Ланга соблазнил ребятишек первыми встретить сказочного богатыря, но они заждались, заигрались на окраине стойбища и проглядели. А когда спохватились, Пурама и Косчэ-Ханидо уже ехали мимо пустых жилищ.
Если бы Косчэ-Ханидо был один, он бы не растерялся — в момент подлетел бы к тордоху, который узнать не составляло труда, и скрылся бы от людских глаз. Толпа ахнуть бы не успела. Но с ним был Пурама, который вовсе не собирался рассечь толпу, хорошенько огрев оленя.
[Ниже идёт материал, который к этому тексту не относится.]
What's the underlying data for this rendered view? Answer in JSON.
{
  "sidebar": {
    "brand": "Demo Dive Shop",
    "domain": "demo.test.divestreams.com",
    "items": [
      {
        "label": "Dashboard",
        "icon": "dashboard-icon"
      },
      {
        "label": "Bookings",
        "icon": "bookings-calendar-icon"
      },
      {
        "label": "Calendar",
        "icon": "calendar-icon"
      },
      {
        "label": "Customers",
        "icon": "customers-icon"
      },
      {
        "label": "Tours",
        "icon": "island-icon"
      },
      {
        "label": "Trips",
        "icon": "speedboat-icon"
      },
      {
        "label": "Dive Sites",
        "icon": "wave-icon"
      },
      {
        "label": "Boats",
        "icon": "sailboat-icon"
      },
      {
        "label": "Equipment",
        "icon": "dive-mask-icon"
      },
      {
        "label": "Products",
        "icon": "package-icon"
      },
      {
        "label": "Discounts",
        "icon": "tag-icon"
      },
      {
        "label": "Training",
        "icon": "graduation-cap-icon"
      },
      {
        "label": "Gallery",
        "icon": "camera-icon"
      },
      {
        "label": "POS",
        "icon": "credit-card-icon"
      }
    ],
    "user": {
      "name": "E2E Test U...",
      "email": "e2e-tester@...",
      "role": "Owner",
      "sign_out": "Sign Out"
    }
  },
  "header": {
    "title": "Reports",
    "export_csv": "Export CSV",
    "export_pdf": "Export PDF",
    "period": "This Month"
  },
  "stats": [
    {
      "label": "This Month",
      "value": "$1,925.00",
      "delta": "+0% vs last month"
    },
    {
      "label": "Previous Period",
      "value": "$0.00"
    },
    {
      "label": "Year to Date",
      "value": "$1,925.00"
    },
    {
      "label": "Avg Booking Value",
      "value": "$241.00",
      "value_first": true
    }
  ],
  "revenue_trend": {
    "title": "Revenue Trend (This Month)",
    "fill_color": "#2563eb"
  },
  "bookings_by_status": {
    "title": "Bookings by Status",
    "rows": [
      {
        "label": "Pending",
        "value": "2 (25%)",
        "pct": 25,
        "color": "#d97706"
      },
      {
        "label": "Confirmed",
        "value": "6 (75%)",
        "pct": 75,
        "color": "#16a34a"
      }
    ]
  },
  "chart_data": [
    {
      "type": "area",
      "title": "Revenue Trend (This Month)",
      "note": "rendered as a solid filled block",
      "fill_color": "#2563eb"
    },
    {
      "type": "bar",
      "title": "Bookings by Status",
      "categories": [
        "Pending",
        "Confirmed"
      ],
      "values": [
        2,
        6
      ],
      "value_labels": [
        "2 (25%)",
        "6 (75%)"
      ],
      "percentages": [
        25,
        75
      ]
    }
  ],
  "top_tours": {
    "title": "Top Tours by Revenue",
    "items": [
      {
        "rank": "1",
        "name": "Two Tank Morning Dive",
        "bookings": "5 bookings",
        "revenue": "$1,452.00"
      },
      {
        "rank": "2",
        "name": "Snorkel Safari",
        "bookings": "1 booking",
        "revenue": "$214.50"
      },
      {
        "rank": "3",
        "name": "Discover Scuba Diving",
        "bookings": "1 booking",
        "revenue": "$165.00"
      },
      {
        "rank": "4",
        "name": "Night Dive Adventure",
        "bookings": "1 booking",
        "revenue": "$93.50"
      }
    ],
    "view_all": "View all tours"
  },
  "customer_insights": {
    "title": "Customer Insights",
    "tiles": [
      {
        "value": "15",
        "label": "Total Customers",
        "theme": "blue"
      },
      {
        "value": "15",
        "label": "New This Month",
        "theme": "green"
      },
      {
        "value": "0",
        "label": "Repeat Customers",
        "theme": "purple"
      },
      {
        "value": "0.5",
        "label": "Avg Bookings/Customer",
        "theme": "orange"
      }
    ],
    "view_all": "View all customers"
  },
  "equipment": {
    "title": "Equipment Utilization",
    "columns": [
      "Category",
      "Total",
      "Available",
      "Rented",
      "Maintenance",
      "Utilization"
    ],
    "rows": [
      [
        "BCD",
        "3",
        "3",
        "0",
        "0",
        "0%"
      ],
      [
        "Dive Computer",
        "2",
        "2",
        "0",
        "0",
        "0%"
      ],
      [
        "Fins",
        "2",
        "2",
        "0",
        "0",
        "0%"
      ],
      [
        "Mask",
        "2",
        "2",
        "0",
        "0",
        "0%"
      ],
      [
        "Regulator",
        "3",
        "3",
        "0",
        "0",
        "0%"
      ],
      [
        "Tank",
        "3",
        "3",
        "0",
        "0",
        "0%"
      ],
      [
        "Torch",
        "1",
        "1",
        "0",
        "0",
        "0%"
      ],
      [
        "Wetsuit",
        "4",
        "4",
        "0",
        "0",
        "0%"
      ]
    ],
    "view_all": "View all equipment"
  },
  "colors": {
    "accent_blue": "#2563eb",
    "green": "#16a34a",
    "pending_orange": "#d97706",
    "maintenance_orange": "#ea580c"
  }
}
Напротив, Пурама ехал важно и медленно, не считаясь с тем, что переживал сейчас бедный парень.
Косчэ-Ханидо словно попал в буран, выскочив из ледяной воды. В висках у него что-то громко стучало, и стучало всего из-за одной мысли: куда глядеть и как глядеть? Если только вперед, скажут, важничает, если по сторонам, то подумают, что он ищет признания. Быть суровым, серьезным — плохо, улыбаться людям — еще хуже. С сердечной тоской он подумал о том, как было бы хорошо, если бы он подъехал к толпе простым человеком, до которого нет никому никакого дела… А в толпе между тем произошло самое страшное для него.